Революция — персонологический фактор революции
Но дело не только в творческой интеллигенции. Было еще нечто важное, не улавливаемое с чисто экономической, политической и даже культуральной точек зрения. Речь идет о том, что В. К. Кантор назвал «фактором Х», [14, с. 205] связывая его с определенным антропологическим, психологическим типом, вышедшим на первый план и реализовавшим мистериально-игровое действо. Характеризуя этот тип В. К. Кантор приводит развернутую цитату из «Веселой науки» Ф. Ницше: «Появляется совершенно новая порода людей., которая никогда не смогла бы взрасти в более жесткие, регламентированные времена — но если бы и взросла, то все равно осталась бы «на дне», с вечным клеймом чего-то постыдного и позорного, — это означает неизменно, что наступают самые интересные и самые безрассудные времена истории, когда «актеры», актеры в с е х мастей, становятся истинными властителями» [18, с. 486].
Достойно внимания наблюдение К. П. Победоносцева (ультраконсерватора, обер-прокурора Святейшего Синода): «есть люди умные и значительные, которых нельзя разуметь серьезно, потому что у них нет твердого мнения, а есть только ощущения, которые постоянно меняются. Вся жизнь их — игра сменяющихся ощущений, выражение коих доходит до виртуозности. И выражая их, они не обманывают ни себя, ни слушателя, а входят подобно талантливым актерам, в известную роль и исполняют ее художественно. Но когда в действительной жизни приходится им действовать лицом своим, невозможно предвидеть, в какую сторону направится их деятельность, как выразится их воля, какую краску примет их слово в решительную минуту.» [20, с. 173-174].
Ф. Ницше и К. Победоносцев сходятся в подчеркивании нарастания акцентирования актерства в реальной жизни. И эта тенденция отмечалась и чувствовалась на стыке XIX - XX веков многими. Это даже бросалось в глаза.
В образе пишущего босяка Максима Горького актерствовал в питерских и московских салонах купеческий внук Алексей Пешков, ставший впоследствии великим пролетарским писателем, отцом соцреализма, жившим в княжеской роскоши. По едкому замечанию И. Бунина, самой характерной чертой Горького было бесконечное актерство, «. он вообще ни минуты не мог побыть на людях без актерства, без фразерства» [6, с. 194].

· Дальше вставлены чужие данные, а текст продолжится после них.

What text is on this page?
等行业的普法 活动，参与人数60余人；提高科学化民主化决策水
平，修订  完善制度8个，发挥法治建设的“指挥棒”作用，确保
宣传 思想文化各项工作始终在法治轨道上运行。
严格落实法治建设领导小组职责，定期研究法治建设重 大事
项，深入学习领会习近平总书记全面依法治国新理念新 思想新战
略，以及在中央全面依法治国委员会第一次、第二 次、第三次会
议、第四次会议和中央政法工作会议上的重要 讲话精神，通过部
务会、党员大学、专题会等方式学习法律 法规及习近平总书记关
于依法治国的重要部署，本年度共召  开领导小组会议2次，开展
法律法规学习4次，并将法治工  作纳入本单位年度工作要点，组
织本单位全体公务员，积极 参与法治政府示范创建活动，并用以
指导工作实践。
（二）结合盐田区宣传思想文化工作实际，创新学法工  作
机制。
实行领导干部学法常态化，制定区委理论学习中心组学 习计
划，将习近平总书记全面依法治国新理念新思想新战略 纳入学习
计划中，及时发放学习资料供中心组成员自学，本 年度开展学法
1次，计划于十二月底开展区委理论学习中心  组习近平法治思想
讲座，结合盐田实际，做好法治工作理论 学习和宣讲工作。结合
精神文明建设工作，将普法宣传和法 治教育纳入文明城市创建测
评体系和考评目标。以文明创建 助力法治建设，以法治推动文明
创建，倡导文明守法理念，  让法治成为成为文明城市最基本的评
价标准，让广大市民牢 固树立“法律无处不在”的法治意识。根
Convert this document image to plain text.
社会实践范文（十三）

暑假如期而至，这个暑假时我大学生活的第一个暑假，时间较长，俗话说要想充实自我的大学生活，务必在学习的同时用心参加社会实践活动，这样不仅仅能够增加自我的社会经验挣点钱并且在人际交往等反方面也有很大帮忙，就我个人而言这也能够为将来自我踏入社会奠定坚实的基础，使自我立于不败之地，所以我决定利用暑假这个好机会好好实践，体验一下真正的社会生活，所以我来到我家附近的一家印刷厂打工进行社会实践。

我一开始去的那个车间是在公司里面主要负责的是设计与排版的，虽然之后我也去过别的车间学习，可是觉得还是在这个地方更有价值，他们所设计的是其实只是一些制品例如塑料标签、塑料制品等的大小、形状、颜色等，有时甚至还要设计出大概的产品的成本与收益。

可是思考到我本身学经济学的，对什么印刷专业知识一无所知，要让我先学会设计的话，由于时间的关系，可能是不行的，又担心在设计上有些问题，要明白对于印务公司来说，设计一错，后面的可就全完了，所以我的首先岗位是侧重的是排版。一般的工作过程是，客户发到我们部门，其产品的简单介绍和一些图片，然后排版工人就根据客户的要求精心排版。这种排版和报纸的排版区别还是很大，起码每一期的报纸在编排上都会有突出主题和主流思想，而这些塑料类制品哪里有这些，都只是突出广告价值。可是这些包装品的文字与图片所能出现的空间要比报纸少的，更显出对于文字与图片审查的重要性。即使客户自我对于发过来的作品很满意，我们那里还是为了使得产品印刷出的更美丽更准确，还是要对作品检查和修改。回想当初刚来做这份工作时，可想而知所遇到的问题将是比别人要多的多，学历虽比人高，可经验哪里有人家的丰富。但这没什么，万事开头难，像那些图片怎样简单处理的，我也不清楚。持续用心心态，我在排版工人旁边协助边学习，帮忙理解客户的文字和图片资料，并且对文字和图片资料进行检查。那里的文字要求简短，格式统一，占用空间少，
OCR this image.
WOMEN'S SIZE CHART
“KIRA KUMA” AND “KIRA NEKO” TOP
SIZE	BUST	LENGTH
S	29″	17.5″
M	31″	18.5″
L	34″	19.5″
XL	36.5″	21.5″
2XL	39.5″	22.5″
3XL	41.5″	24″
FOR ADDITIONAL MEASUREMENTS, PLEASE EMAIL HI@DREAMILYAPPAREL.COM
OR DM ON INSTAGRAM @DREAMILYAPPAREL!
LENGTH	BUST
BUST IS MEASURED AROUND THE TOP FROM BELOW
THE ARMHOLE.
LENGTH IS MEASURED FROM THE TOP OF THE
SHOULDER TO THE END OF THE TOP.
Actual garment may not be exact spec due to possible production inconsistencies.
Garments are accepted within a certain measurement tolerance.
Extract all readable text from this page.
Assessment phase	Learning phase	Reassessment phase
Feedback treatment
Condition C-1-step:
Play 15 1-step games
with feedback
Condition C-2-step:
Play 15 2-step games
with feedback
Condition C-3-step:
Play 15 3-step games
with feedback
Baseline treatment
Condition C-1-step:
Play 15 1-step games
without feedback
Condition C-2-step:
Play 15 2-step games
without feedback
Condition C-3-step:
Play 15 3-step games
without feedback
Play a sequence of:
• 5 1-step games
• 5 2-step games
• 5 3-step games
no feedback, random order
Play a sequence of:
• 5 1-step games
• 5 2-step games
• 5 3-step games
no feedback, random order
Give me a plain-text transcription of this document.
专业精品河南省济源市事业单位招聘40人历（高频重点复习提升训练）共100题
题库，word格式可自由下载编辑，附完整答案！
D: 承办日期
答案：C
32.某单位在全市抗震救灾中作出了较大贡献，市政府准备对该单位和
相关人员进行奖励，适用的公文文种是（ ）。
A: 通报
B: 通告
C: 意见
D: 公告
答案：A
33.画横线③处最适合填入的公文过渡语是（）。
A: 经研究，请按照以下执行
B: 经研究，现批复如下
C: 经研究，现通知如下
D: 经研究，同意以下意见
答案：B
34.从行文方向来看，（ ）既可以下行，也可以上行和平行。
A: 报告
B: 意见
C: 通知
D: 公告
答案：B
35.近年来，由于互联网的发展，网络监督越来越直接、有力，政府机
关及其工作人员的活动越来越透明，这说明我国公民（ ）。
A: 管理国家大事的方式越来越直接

Актерствовал «святой старец» Григорий Распутин. Сознательно строили свой образ В.Маяковский (желтая кофта), В. Брюсов (стилизующийся под черного мага). А. Бугаев, вошел в русскую литературу и культуру в образе (как он сам говорил — личине, кстати, одной из ряда масок им примерявшихся) А. Белого.
То же и в политике. Российские революционеры выступали под кличками. И дело было не только в требованиях подпольной работы. И. Джугашвили взял партийную кличку Коба в честь романтического разбойника из грузинского романа. «Театрализованным разбойником»
называл Троцкого П. Сорокин. Да и Ленина, Гитлера, Муссолини современники попервоначалу называли шутами и клоунами, а их «перевороты» — буффонадами. По замечанию К. Манна, в тоталитарном обществе «комедиант становится воплощением, символом насквозь комедиантского, глубоко лживого, нежизнеспособного режима». [17, с. 346]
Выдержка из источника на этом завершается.